“Aslanın Bile Cana Kast Etmesi Gülerektir…”
Satre Film yapımcılığında İstanbul’un Beykoz, Üsküdar, Harbiye gibi çeşitli lokasyonlarında çekilen Maske: Nezaketle Tebessüm filminin yönetmen koltuğunda ilk uzun metrajıyla Berker Berki oturuyor. Senaryosunu Emrah Ertaş’ın kaleme aldığı filmin görüntü yönetmenliğini Jean Paul Seresin üstlenmiş. Müzikleri Özgür Zoral imzası taşıyan filmin oyuncu kadrosunda ise Kaan Turgut, Nilay Deniz, Mert Turak, Erdinç Gülener, Burç Kümbetlioğlu, Altan Erkekli, Hakan Vanli, Ulvi Alacakaptan gibi isimler bulunuyor.
Filmin konusunu gençlik yılları travmalarla geçen Barış’ın yaşadıklarını atlatamayıp yaşama devam etmek için çeşitli ‘kandırma’ yöntemleri bulması oluşturuyor. Barış çeşitli meslekler yapmaya çalışır ve başını sürekli belaya sokar. Yaşadığı bu trajikomik olaylar aslında geçmişinde gerçekleşen ağır travmaların bir yansıması olarak düşünülür. Oluşan bu durumun altında ise daha büyük gizemler ve sürükleyici bir hikâye vardır.
Son yıllarda yerli gerilim filmleri hatırı sayılır bir biçimde artmaya başlarken, intikam öyküleri de bu doğrultuda alıp başını yürümüş durumda. Herkesin yönetmen ya da oyuncu olmayı istedikleri bu ülkede, para harcamadan zengin olma hayalleriyle buna meyleden birçok kişinin gösterime soktuğu ancak dijital platformlarda dahi yer almaması gereken filmler nedeniyle yerli sinemadan oldukça soğuyan bir izleyici kitlesi olduğu da aşikâr. 2021 yılında gösterime giren Cemil Şov ya da geçen yıl gösterime giren Ses: Sonu Olmayan Gece (2022) gibi başarılı yapımlar ise az sayıda salon bulup az sayıda izleyiciyle buluşabilen kaliteli yapımlar olarak sessiz sakin bir biçimde salonlardan uzaklaştılar. Maske: Nezaketle Tebessüm bu bağlamda sadece 41 lokasyonda gösterime girerek bu filmlerin arasına adını yazdırmakla kalmıyor, izleyenlerin gönüllerini de aynı şekilde fethetmeyi ihmal etmiyor. Gizemli dokusu ve Kaan Turgut’un izleyicilere yer yer kahkaha attıran davranışlarının arkasında yatan gizem ile izleyiciyi koltuğuna adeta zımbalayan, her yeni karakterin girişiyle daha da dallanıp budaklanarak ilerlemek suretiyle izleyicileri virajlardan geçirip geçirip twist yaptıran harikulade bir senaryoya sahip.
Mert Turak’tan Altan Erkekli’ye Nilay Deniz’den filmde yer alan herhangi bir figürana değin her oyuncunun performansı adeta filmin kostümleri gibi göz kamaştırıyor. Katmanlı yapısının her perdesinin geçmişe dönüşlerle izleyiciyi sıkmadan durumu açıklaması, bu şekilde ortaya koyduğu devamlılık konusundaki başarı ve kurgunun büyüleyici yönü gerçekten göz kamaştırıcı.
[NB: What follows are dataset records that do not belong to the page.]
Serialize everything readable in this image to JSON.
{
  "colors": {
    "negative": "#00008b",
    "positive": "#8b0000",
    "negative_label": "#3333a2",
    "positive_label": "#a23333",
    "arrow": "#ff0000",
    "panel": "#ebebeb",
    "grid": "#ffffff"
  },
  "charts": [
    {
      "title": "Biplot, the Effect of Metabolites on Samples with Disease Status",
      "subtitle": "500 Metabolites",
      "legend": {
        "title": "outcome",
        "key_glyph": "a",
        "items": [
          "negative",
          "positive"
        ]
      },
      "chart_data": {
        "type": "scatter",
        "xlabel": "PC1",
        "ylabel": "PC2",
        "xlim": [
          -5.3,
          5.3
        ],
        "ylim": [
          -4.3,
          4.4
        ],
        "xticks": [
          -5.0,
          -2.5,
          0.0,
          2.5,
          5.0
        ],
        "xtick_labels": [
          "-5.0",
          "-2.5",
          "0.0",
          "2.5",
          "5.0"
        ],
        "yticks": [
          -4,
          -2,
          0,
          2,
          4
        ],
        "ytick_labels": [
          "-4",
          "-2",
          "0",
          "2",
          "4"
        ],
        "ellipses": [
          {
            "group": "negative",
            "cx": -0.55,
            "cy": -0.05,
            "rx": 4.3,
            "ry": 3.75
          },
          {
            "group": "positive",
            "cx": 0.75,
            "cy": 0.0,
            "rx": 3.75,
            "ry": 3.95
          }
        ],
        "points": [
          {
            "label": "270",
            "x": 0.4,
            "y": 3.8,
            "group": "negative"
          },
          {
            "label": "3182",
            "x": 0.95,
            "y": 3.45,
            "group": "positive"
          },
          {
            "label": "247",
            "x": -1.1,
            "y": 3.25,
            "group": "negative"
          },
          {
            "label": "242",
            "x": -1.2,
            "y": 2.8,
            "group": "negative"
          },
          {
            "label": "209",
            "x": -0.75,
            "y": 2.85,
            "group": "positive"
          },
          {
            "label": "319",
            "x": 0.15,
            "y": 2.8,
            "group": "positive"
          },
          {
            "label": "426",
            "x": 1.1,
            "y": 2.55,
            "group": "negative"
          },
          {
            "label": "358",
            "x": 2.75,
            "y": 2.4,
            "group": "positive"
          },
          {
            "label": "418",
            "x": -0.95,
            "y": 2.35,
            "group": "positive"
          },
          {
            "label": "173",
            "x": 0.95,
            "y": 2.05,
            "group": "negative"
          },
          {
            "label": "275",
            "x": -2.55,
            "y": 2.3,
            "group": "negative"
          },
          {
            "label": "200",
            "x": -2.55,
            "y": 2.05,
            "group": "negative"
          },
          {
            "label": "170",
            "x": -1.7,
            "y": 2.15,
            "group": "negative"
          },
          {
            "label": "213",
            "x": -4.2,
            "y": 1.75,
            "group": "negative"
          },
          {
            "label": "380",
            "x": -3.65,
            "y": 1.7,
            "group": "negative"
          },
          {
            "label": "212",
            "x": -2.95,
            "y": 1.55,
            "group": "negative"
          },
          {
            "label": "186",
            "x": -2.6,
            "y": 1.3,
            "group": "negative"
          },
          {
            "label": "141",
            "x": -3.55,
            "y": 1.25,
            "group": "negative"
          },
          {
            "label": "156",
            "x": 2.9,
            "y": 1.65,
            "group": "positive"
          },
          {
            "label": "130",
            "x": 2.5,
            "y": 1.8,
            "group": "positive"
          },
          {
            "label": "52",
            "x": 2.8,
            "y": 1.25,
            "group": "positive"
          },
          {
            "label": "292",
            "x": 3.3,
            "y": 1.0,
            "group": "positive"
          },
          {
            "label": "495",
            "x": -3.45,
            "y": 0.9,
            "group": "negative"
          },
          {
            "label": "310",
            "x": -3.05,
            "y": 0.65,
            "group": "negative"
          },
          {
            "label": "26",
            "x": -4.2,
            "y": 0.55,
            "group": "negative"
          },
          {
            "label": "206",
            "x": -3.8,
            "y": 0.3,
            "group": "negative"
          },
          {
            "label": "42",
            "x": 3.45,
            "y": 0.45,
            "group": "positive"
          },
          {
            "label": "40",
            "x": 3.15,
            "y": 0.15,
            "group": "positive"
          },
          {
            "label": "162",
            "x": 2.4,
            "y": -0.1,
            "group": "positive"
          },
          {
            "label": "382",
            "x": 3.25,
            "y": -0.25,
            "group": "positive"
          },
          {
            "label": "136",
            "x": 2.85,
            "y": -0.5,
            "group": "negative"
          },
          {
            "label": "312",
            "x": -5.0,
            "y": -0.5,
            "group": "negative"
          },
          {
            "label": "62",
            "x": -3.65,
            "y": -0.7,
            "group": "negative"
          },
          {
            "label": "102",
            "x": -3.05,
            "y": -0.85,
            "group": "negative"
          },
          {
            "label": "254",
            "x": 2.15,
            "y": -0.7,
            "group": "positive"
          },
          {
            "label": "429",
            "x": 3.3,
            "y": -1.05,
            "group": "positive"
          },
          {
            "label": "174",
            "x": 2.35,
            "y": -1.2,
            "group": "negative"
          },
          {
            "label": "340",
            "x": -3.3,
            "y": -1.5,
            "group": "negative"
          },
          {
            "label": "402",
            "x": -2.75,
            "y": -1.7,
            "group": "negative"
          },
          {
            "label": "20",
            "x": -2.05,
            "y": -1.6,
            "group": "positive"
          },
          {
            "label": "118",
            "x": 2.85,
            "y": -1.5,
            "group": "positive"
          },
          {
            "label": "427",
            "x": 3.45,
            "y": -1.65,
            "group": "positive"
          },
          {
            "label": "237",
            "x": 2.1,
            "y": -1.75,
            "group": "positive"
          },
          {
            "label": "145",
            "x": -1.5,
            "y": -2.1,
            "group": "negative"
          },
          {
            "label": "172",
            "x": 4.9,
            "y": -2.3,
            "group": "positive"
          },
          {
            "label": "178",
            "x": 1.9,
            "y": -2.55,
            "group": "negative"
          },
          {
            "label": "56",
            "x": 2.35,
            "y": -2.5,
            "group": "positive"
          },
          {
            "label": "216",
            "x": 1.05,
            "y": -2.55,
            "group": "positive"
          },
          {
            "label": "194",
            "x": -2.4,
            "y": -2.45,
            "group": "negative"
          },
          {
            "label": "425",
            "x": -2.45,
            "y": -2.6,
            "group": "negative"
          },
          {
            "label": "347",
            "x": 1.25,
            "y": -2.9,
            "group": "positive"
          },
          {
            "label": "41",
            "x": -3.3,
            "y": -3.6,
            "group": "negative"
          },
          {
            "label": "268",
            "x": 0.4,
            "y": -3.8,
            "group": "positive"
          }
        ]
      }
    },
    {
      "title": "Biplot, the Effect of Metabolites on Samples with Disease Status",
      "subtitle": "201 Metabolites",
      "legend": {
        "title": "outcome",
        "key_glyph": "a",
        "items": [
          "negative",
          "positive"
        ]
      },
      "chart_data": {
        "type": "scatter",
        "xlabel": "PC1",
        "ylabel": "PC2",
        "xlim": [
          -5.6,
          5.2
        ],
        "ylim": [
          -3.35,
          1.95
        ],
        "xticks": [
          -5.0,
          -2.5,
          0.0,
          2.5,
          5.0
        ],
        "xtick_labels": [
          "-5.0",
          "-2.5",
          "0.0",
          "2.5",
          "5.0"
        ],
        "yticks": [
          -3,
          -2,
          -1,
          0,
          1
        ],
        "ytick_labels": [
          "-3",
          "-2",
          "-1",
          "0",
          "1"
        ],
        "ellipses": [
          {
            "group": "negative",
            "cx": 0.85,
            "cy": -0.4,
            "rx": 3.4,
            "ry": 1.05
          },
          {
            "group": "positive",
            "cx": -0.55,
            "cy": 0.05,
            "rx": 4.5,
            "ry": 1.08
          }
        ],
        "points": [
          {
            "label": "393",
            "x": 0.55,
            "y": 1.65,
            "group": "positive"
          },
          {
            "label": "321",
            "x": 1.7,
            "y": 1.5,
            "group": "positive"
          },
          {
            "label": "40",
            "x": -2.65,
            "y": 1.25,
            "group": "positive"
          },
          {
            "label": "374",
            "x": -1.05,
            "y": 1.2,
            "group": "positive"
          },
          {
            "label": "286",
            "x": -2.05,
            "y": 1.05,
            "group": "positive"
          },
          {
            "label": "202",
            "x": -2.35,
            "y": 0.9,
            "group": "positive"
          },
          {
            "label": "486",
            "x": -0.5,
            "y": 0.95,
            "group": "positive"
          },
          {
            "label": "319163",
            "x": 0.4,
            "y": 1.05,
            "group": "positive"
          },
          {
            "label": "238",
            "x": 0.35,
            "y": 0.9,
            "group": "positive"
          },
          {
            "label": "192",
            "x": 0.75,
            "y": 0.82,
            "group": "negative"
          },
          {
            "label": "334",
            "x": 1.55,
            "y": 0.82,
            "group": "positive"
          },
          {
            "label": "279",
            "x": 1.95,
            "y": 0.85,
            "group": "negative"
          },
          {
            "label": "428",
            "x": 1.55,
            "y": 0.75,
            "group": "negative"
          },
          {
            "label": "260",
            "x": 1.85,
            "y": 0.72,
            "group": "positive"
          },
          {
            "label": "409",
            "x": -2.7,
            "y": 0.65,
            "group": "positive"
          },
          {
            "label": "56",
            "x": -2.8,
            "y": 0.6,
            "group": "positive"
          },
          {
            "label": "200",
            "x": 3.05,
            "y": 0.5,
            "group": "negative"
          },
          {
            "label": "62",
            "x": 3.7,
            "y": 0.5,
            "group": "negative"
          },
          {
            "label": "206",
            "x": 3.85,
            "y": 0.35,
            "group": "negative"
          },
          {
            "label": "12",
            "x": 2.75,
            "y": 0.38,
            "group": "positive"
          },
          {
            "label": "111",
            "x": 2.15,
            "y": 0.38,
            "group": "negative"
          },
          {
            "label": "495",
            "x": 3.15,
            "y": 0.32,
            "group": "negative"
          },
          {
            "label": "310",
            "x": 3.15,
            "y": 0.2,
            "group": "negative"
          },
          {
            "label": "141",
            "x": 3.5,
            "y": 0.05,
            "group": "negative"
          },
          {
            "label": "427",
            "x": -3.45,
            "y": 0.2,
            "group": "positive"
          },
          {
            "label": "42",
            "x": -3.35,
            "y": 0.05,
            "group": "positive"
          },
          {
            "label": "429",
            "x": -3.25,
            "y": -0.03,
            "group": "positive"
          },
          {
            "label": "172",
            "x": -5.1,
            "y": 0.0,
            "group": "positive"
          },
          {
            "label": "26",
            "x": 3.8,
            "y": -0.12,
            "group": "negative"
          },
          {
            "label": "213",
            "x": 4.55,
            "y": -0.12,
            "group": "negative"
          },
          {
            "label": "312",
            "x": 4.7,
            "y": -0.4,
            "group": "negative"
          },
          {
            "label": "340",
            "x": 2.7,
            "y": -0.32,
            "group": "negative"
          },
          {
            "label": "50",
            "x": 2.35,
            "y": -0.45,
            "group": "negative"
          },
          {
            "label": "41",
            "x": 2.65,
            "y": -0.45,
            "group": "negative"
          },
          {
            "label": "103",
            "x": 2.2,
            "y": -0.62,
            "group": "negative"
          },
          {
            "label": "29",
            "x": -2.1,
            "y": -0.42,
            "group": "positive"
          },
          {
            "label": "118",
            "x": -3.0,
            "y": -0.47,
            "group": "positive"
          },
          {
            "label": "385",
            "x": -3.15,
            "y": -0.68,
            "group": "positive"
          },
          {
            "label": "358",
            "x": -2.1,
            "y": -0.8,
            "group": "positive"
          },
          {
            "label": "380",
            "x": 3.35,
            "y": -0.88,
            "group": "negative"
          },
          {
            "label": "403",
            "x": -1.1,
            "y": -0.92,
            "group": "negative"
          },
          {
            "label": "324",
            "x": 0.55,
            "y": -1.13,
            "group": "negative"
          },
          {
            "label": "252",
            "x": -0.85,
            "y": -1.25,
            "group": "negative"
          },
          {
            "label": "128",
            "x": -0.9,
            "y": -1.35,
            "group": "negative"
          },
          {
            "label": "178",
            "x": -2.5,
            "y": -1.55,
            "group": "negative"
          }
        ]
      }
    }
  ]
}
Film boyunca sanat yönetimi inanılmaz titizlikle yönetilmiş. Makyajlardan mekân tasarımlarına kostümlerden dönem objelerine değin her adımı ölçülüp biçildiği anlaşılan filmin özellikle sanat yönetmeni büyük bir alkışı hak ediyor.
Sonuç olarak Maske: Nezaketle Tebessüm; sinemadayken izlemezseniz “Ben bu filmi nasıl kaçırdım!” diyeceğiniz harikulade yerli yapımlardan biri. Şiddetle tavsiyedir; gösterimdeyken kaçırmayın!
NOT: Filmin bitişinde jenerik sonunu beklemeyenlerdenseniz üzülürsünüz, yerli filmlerde pek de alışkın olmadığımız anlamlı bir after credits olduğunu da belirtmekte fayda var.